Of course, they are using words and sentences to explain their views while they are saying words and sentences don't work. This makes their assertions questionable upfront. But the implications of this line of thinking are massive.

The gospel is by definition good news. If it’s good news, then it is news. News is made up of facts. Facts are propositions, where we link nouns and verbs with objects to convey information about reality. I hope we are not working ourselves into a mental condition such that we are becoming so mentally allergic to propositional truth that we are becoming immune to the gospel itself. Let's be reminded of the gospel.
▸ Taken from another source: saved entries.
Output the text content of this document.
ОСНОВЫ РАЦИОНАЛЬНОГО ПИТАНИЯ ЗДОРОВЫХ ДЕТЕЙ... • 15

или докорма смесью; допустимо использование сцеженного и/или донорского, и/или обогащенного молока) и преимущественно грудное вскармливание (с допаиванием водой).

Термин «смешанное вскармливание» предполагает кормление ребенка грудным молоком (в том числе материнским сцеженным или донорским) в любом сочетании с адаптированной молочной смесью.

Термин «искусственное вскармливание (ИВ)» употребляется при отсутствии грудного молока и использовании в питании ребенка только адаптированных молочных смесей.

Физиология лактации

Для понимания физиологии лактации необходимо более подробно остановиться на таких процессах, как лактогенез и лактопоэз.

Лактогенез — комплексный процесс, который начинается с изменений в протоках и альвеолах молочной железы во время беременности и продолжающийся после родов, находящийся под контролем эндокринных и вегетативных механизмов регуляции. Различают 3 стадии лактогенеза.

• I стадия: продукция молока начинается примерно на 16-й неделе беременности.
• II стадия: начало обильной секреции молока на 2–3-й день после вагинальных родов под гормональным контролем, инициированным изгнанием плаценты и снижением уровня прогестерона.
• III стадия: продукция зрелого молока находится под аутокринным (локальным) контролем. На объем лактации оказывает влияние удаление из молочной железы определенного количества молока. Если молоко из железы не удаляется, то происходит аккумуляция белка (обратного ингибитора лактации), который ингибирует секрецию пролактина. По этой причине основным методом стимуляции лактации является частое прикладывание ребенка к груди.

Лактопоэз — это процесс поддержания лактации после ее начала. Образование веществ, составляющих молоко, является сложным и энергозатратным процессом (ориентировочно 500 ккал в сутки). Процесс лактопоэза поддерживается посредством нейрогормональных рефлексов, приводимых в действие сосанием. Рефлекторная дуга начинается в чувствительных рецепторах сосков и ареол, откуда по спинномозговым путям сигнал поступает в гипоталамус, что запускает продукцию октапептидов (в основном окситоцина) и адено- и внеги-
1Now I would remind you, brothers, of the gospel I preached to you, which you received, in which you stand, 2 and by which you are being saved, if you hold fast to the word I preached to you—unless you believed in vain. - 1 Corinthians 15:1-7 (ESV)

And what is this word?

3 For I delivered to you as of first importance what I also received: that Christ died for our sins in accordance with the Scriptures, 4 that he was buried, that he was raised on the third day in accordance with the Scriptures, 5 and that he appeared to Cephas, then to the twelve. 6 Then he appeared to more
than five hundred brothers at one time, most of whom are still alive, though some have fallen asleep. 7 Then he appeared to James, then to all the apostles. 8 Last of all, as to one untimely born, he appeared also to me. - 1 Corinthians 15:3-7 (ESV)
The Greek word translated “word” in verse two is λόγος [logos /log·os/]. It means, as well as an engineering graduate can determine: “1b what someone has said. 1b1 a word ... 1b6 what is declared, a thought, declaration, aphorism, a weighty saying, a dictum, a maxim.” (Strong, J. (1996). The exhaustive concordance of the Bible (electronic ed.) (G3056). Ontario: Woodside Bible Fellowship.)

1 Corinthians 15 has long been one of my favorite texts because it notes Christ’s appearance to many different witnesses who were alive at the time of Paul’s writing. It is now one of my favorite texts because it calls us to believe the facts (revealed, propositional truth) of the gospel. This truth is expressed in words. My prayer for us today is that we “hold fast to the word.”